最後の読書のメリットです。それは、偉人との対話を楽しむことができるということです。書籍には、もちろん著者がいます。全然知られていない、有名でもない著者もいますが、大半は各業界で一線級の人が本を書いています。

そして、そうした著者が自身の主義・思想を背景に著書をあらわしているのです。そのため、時系列に従って1人の著書を読んでいくと、その人の主張が変遷していく様子が分かります。また、歳月を経ても変わらない一貫した主張というのも理解することができます。

読書をするということは、そうした著者との対話の時間なのです。つまり、著者の主義・主張を読み解き、「なぜそう考えているのか?」と理由を考えたり、場合によっては「ここは違うんじゃないか?」と反論したりしながら、楽しむことができるのです。そうした対話の時間の中で、自分が考えていたことが間違いであったと分かることもありますし、ボンヤリとしていた部分が明確なビジョンとなることもあります。本当に貴重な時間を過ごすことができるのです。

私には数名のとても信頼をしている著者の方がいます。いずれの方も直接時間をもらって対話をするのは難しい方ばかりです。ところが、読書であれば、そうした人たちが考えていることを教えてもらったり、疑問を解消したりすることができるのです。
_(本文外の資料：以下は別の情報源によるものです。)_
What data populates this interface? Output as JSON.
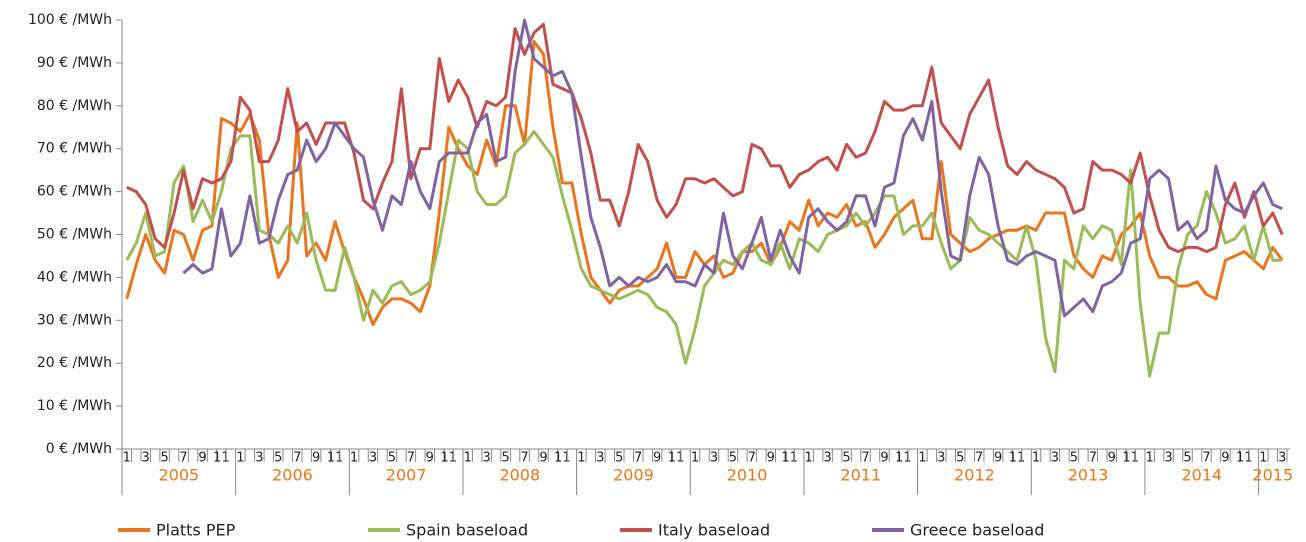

この読書のメリットは非常に貴重です。例えば、オバマ大統領と対談をして、考えていることを詳しく知りたい。また自分が持っている疑問も解消したいと考えたとします。もちろん、現実的に考えて、実際にオバマ大統領に時間をもらうことは、まずできないでしょう。しかし、書籍であれば誰でも読んで対話することができます。高くても、数千円のお金を払えば、地位や性別、年齢、民族に関係なく、平等に情報にアクセスすることができるのです。

この著者との対話が、読書の最後のメリットです。